Identitas Arab adalah Bahasa
Menarik membaca buku Identitas Arab itu Ilusi karya Musa Kazhim. Sebuah pernyataan terbuka dari penulis.
Melihat kearaban, kehabiban, kesayyidan yang melekat dalam dirinya. Tidak hanya dirinya, tapi juga menyapa komunitas kehabibabnya ke segala penjuru.
Buku ini adalah suatu sikap semi ilmiahnya berkenaan identitas dirinya dan dunia politik kontemporer di luar dirinya.
Dunia yang meresehkan dan membuat penurunan kualitas kehabiban yang menjadi semakin profan dan transaksional.
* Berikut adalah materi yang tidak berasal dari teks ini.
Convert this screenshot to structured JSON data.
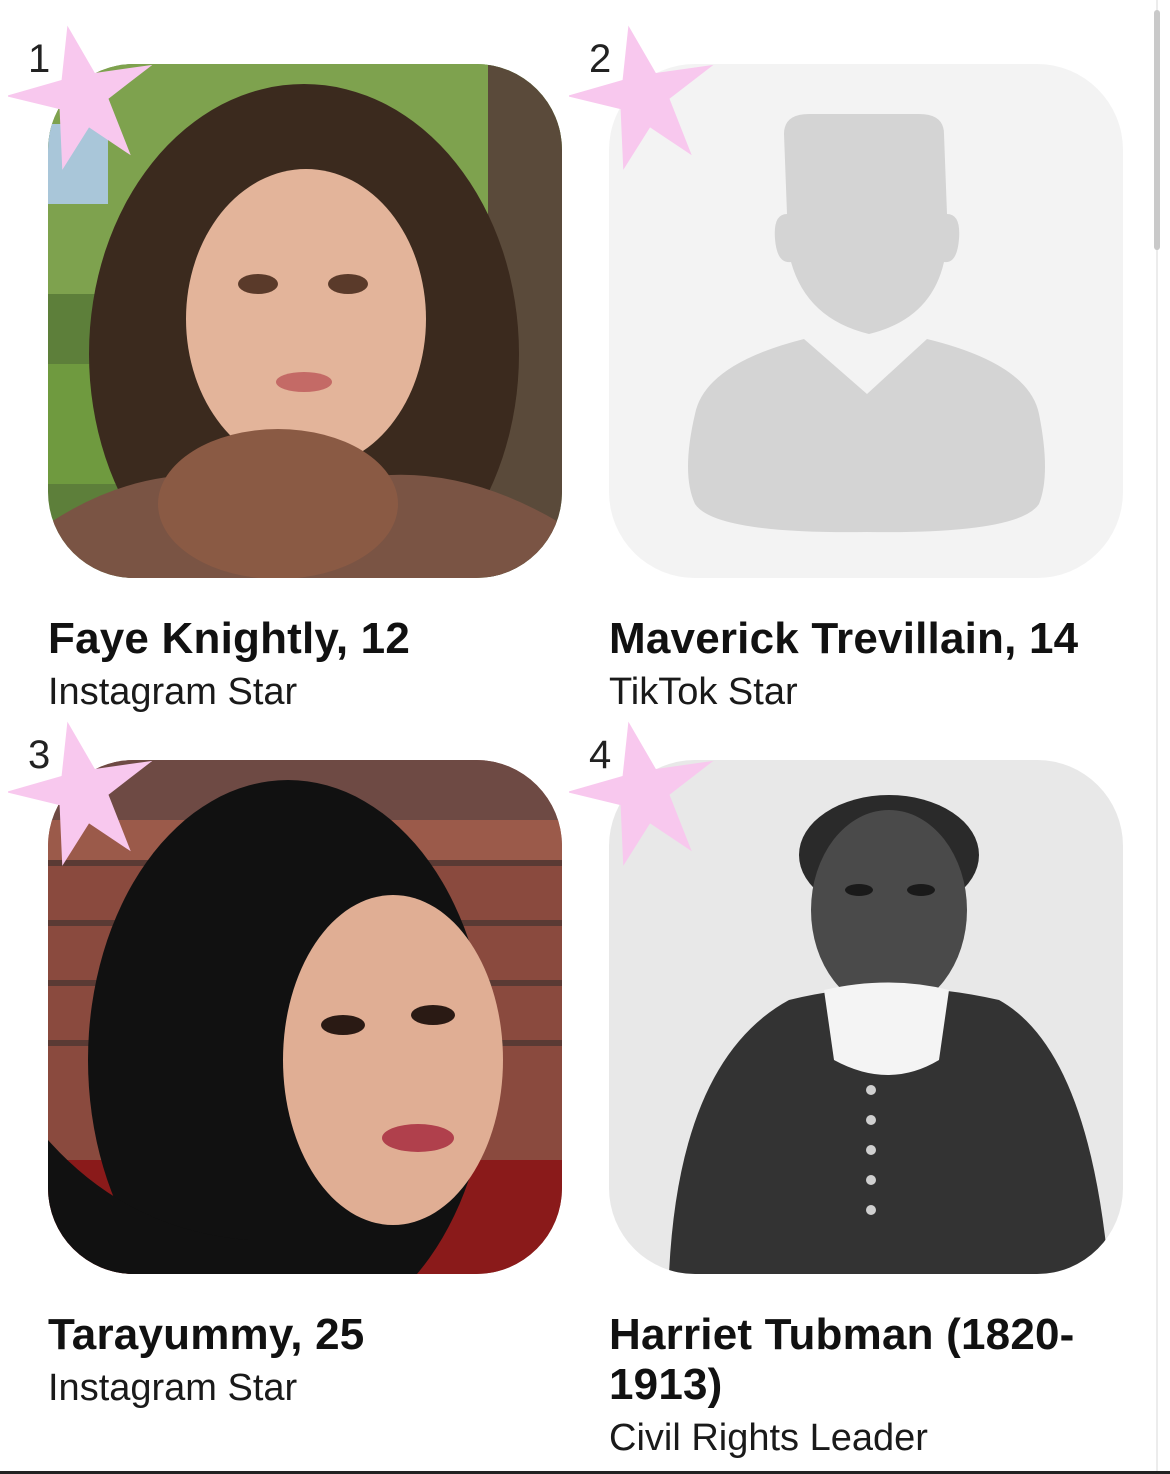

Buku setebal 222 halaman terbitan Mizan ini mengajak manusia keturunan Arab di Indonesia yang sedang mengalami keterbelahan dan krisis identitas-merenungkan kearabanya, baik secara subtansial dan aksidental.
Mengajak berhati-hati, karena seluruh ciri tubuh kearaban aksidentalnya bisa diseret, dimanipulasi, ditransaksikan dalam pesta elektoral.
Penulis mengobservasi, setidaknya sejak tahun 2000 hingga sekarang dan kedepan, kearaban akan menjadi isu identitas politik yang akan terus ditantang kerasionalnya.
Bukan karena hak politiknya tidak sah, sehingga sah diteror. Tapi identitas kearabanya perlu di redefinisi.
Kemungkinan manipulasi kearaban dan keislamanya akan riskan menjadi objek pendulang suara bagi pemilu 2024.
Jangan sampai tubuh kearaban diekploitasi oleh makelar politik yang tidak bertanggung jawab. Apalagi habis manis sepah dibuang.
Kearaban, kehabiban, kesayyidan dan keislamanya, berpotensi hanya sebagai penggelembung suara-karena magnet kehabibanya. Sementara keislaman yang sejuk, damai dan dalam serta keindonesiaanya terkunci mati.
Penulis mengajak agar tubuh kearabanya secara eksistensial terus terhubung dengan marwah para habaib sebelum era abad 18.
Berdakwah dengan moderat dan damai. Membentuk dan mensosialisasikan identitas kearabanya dengan ilmu dan akhlaq, dengan kompetensi bahasa Arab yang sebangun dengan bahasa Nabi.
Bahasa Arab yang lugas, tegas dan jelas sebagai identitas utama yang berlawanan dengan ‘ajam (penuh ambigu dan kasar). Inilah yang dimaksud penulis, identitas Arab subtansial.